There are now more than 100 people in rooms spread across the Lord Nelson Hotel in downtown Halifax and two other undisclosed hotels.
Graham said AHANS is using federal money, from the Reaching Home program, to pay for the hotel rooms, food and support staff. That funding is typically used for housing programming and the federal government has lifted some restrictions on its use during the pandemic. About $1.5 million was allocated for the Halifax area, and AHANS is tasked with administering it.
“At the end of June, we will be out of money,” Graham said.
“We’ve already served notice to the province that that’s the situation. They know that’s what’ll happen.”
And if anything changes for the worse, the funding won’t last even that long.
“Heaven forbid we get a positive case in another shelter, all those folks have to go to a hotel. Is the province going to pay? I don’t know,” Graham said. “Will they move them all back to the shelter and expose them to risk again? I don’t know.”
Graham was also working on Thursday to arrange for 23 immunocompromised people in three different hotels to be moved to one to allow for better support staffing. The provincial Department of Community Services is currently paying for those rooms, but Graham wasn’t sure it would continue to do so after May if they moved.
As talk begins to swirl around loosening up restrictions, sheltering people won’t get any easier.
“I guess our fear would be that the last thing that’s going to loosen up is the requirement for social distancing, and you can’t social distance in a shelter,” Graham said.

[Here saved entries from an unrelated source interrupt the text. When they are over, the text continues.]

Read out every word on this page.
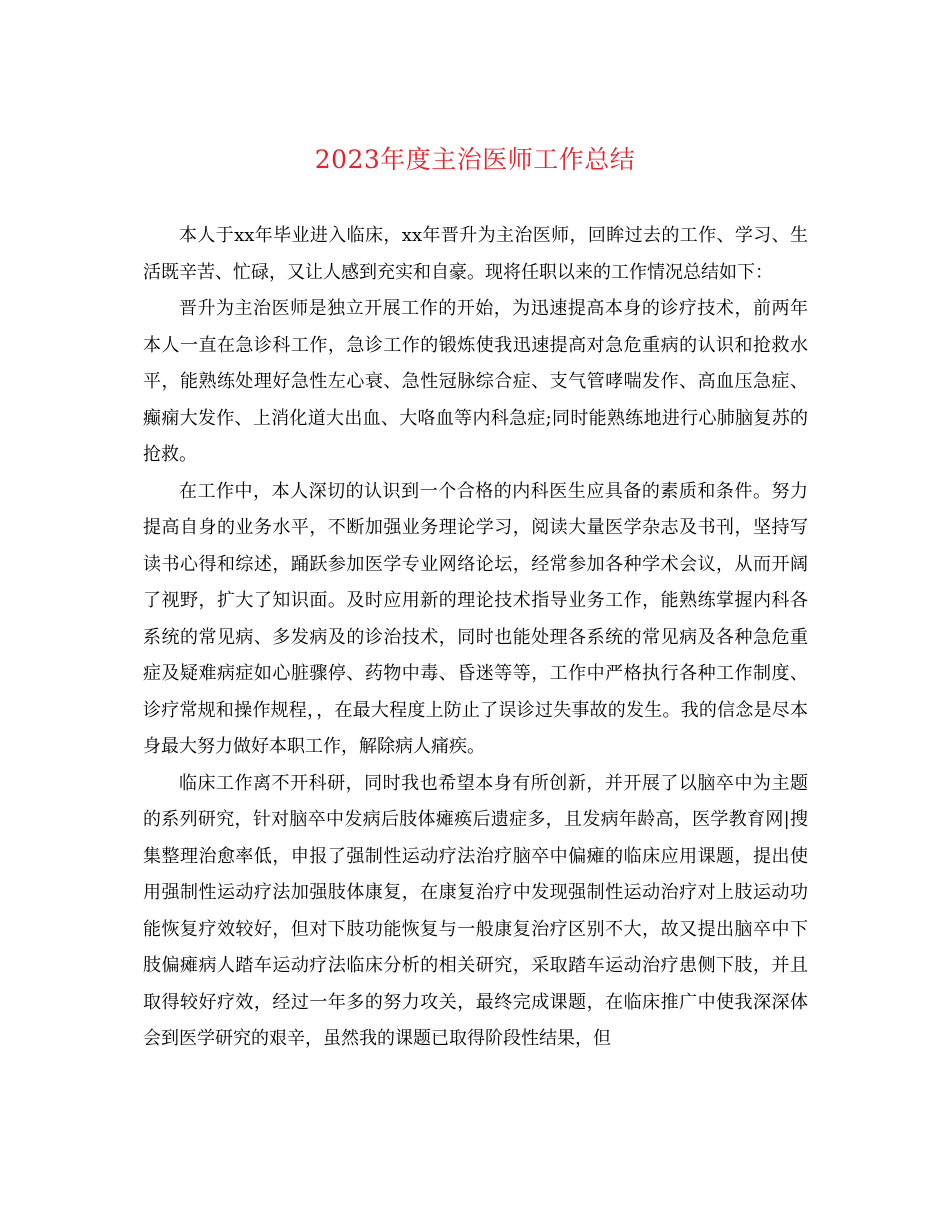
2023年度主治医师工作总结

本人于xx年毕业进入临床，xx年晋升为主治医师，回眸过去的工作、学习、生活既辛苦、忙碌，又让人感到充实和自豪。现将任职以来的工作情况总结如下：

晋升为主治医师是独立开展工作的开始，为迅速提高本身的诊疗技术，前两年本人一直在急诊科工作，急诊工作的锻炼使我迅速提高对急危重病的认识和抢救水平，能熟练处理好急性左心衰、急性冠脉综合症、支气管哮喘发作、高血压急症、癫痫大发作、上消化道大出血、大咯血等内科急症;同时能熟练地进行心肺脑复苏的抢救。

在工作中，本人深切的认识到一个合格的内科医生应具备的素质和条件。努力提高自身的业务水平，不断加强业务理论学习，阅读大量医学杂志及书刊，坚持写读书心得和综述，踊跃参加医学专业网络论坛，经常参加各种学术会议，从而开阔了视野，扩大了知识面。及时应用新的理论技术指导业务工作，能熟练掌握内科各系统的常见病、多发病及的诊治技术，同时也能处理各系统的常见病及各种急危重症及疑难病症如心脏骤停、药物中毒、昏迷等等，工作中严格执行各种工作制度、诊疗常规和操作规程，，在最大程度上防止了误诊过失事故的发生。我的信念是尽本身最大努力做好本职工作，解除病人痛疾。

临床工作离不开科研，同时我也希望本身有所创新，并开展了以脑卒中为主题的系列研究，针对脑卒中发病后肢体瘫痪后遗症多，且发病年龄高，医学教育网|搜集整理治愈率低，申报了强制性运动疗法治疗脑卒中偏瘫的临床应用课题，提出使用强制性运动疗法加强肢体康复，在康复治疗中发现强制性运动治疗对上肢运动功能恢复疗效较好，但对下肢功能恢复与一般康复治疗区别不大，故又提出脑卒中下肢偏瘫病人踏车运动疗法临床分析的相关研究，采取踏车运动治疗患侧下肢，并且取得较好疗效，经过一年多的努力攻关，最终完成课题，在临床推广中使我深深体会到医学研究的艰辛，虽然我的课题已取得阶段性结果，但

“Best practice across the country seems to be, get these folks out of the shelter … Lots of folks are doing this in quite a different way than we are.”
The Halifax Examiner asked the provincial government why it’s no longer paying for those rooms, what happens if there’s another positive case, and what its plan is to keep the city’s unhoused population safe as restrictions loosen.
In an email on Thursday, Department of Municipal Affairs and Housing spokesperson Krista Higdon said the government has been “working with our community partners, public health officials, municipalities and the federal government to protect people experiencing homelessness from exposure to COVID 19.
“The decision to move some guests from a pop-up shelter to a local hotel was made at the direction of the medical officer of health following the confirmation of a positive case. Since then, testing of the homeless population has occurred and no new positive cases have been identified. As the situation evolves, we will continue to follow the direction of the medical officer of health and adapt to ensure the safety of those who are homeless.”